A lot of times when people talk to you about school, they mention “making the most!” and “joining clubs!”, but that sort of thing has no direct effect on your school life. To you, making the most could mean actually going out and experiencing life instead of spending seven hours in a classroom, and joining clubs could be terrifying to someone too shy, and so what good is that advice?
The best advice comes from people who actually experienced school in a time more recent than your mom, who graduated in the class of ‘89. The best advice comes from people who are almost done or just finished with school and get what it’s like. The best advice comes from people like me.

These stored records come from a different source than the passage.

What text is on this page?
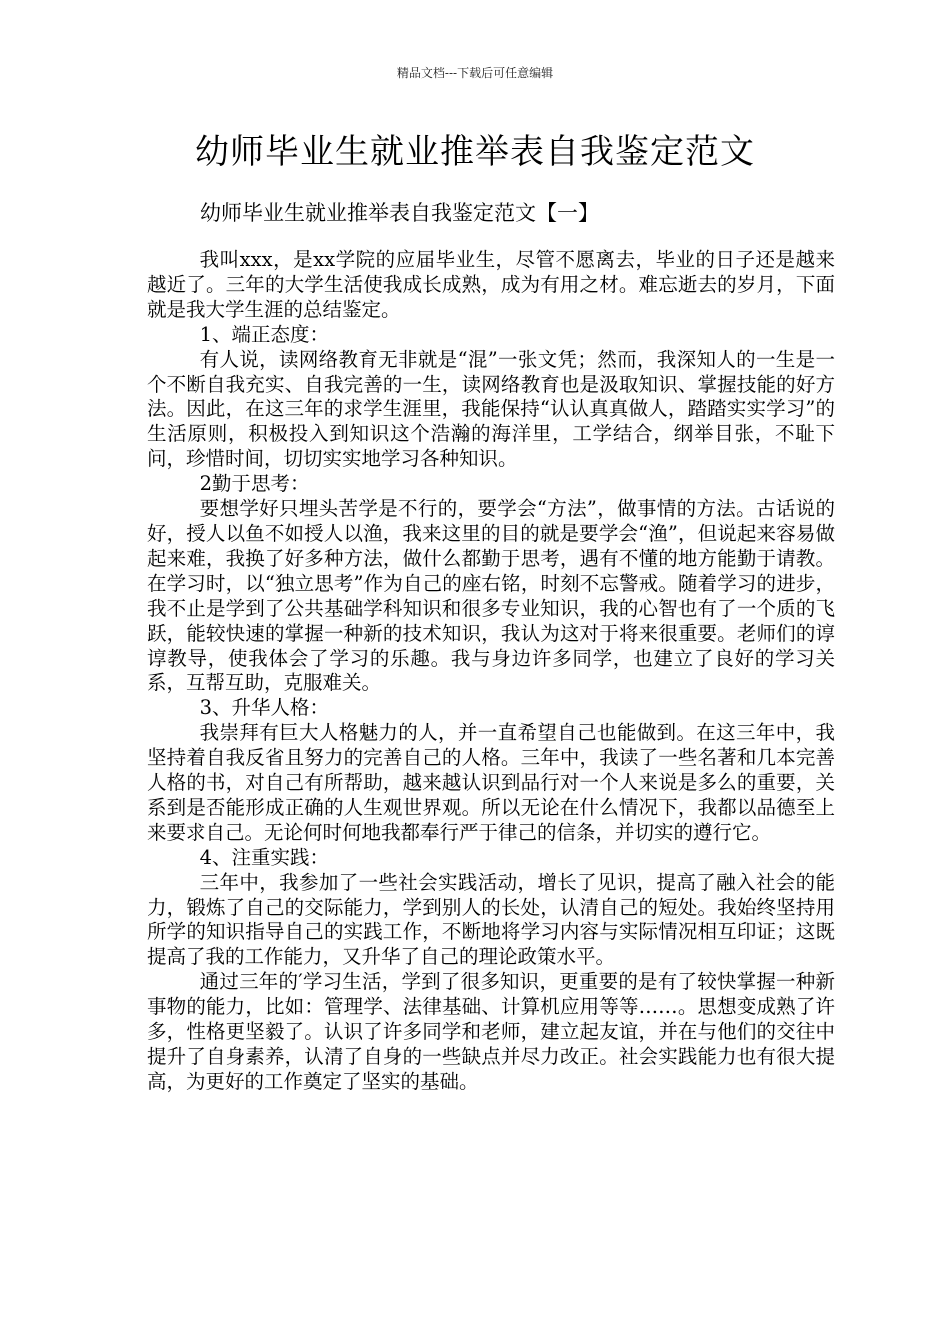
精品文档---下载后可任意编辑
幼师毕业生就业推举表自我鉴定范文
幼师毕业生就业推举表自我鉴定范文【一】

我叫xxx，是xx学院的应届毕业生，尽管不愿离去，毕业的日子还是越来越近了。三年的大学生活使我成长成熟，成为有用之材。难忘逝去的岁月，下面就是我大学生涯的总结鉴定。

1、端正态度：

有人说，读网络教育无非就是“混”一张文凭；然而，我深知人的一生是一个不断自我充实、自我完善的一生，读网络教育也是汲取知识、掌握技能的好方法。因此，在这三年的求学生涯里，我能保持“认认真真做人，踏踏实实学习”的生活原则，积极投入到知识这个浩瀚的海洋里，工学结合，纲举目张，不耻下问，珍惜时间，切切实实地学习各种知识。

2勤于思考：

要想学好只埋头苦学是不行的，要学会“方法”，做事情的方法。古话说的好，授人以鱼不如授人以渔，我来这里的目的就是要学会“渔”，但说起来容易做起来难，我换了好多种方法，做什么都勤于思考，遇有不懂的地方能勤于请教。在学习时，以“独立思考”作为自己的座右铭，时刻不忘警戒。随着学习的进步，我不止是学到了公共基础学科知识和很多专业知识，我的心智也有了一个质的飞跃，能较快速的掌握一种新的技术知识，我认为这对于将来很重要。老师们的谆谆教导，使我体会了学习的乐趣。我与身边许多同学，也建立了良好的学习关系，互帮互助，克服难关。

3、升华人格：

我崇拜有巨大人格魅力的人，并一直希望自己也能做到。在这三年中，我坚持着自我反省且努力的完善自己的人格。三年中，我读了一些名著和几本完善人格的书，对自己有所帮助，越来越认识到品行对一个人来说是多么的重要，关系到是否能形成正确的人生观世界观。所以无论在什么情况下，我都以品德至上来要求自己。无论何时何地我都奉行严于律己的信条，并切实的遵行它。

4、注重实践：

三年中，我参加了一些社会实践活动，增长了见识，提高了融入社会的能力，锻炼了自己的交际能力，学到别人的长处，认清自己的短处。我始终坚持用所学的知识指导自己的实践工作，不断地将学习内容与实际情况相互印证；这既提高了我的工作能力，又升华了自己的理论政策水平。

通过三年的′学习生活，学到了很多知识，更重要的是有了较快掌握一种新事物的能力，比如：管理学、法律基础、计算机应用等等……。思想变成熟了许多，性格更坚毅了。认识了许多同学和老师，建立起友谊，并在与他们的交往中提升了自身素养，认清了自身的一些缺点并尽力改正。社会实践能力也有很大提高，为更好的工作奠定了坚实的基础。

First, forget what you’re being told. Shut off the noise in your head from your father’s pleas to take engineering like he did, and ignore your mother’s passionate arguments about Why Cheerleading is the Best Ever!, and think about you. If you do not 100% want that class, why are you signing up for it? The worst mistakes I ever made in high school have to do with classes I didn’t want to take, but was pressured into taking anyway. It ended with a failing grade and hatred of myself, and that class/teacher/school year. When I learned to stop listening to others and instead focus on me, I took classes that intrigued and surprised me and taught me so much about what I wanted out of the world than anything. After all, it’s not your mom who has to use what she learns from Graphic Design in the real world– it’s you.
Second, there will be people you like, and people you date, and because they don’t overlap, neither should your class schedules. Basing a class off of the significant other you’re currently dating is right up there with taking a class because your mother said so. It’s messy, it’s complicated, there’s no guarantee you’ll even have it the same period– and if you do, and the relationship goes south, there’s nothing you can do to avoid the seats you chose next to each other and a full schedule that matches the other’s.
So good luck with that, then.
Balancing the both jobs and school is like smacking yourself in the head and the feet repeatedly until you’re too tired to see and your feet are too swollen to walk around. You go from school to work to homework to school to work to homework to school to work to homework all the way until Friday when it becomes work to homework to work to homework before settling back into the same rhythm as before.
And it’s not like you have infinite energy either, so when you come home from work (ostensibly at nine pm, but more like ten thirty pm), the only thing you’d want to do is sleep, but you have a project due the next day with partners who refuse to help, and the next thing you know, you’re zombie-shuffling your way through two years of school because all the naps in the world don’t help you sleep now. You become cranky because of lack of sleep, and all the rude customers, and taking a class you don’t like during this time period will ruin the GPA that you needed for all those scholarships because even working two jobs somehow isn’t enough for college tuition, but, as a bonus, if you like the classes that you’re in, the information will stick with you, and, hopefully, maybe, someday be useful.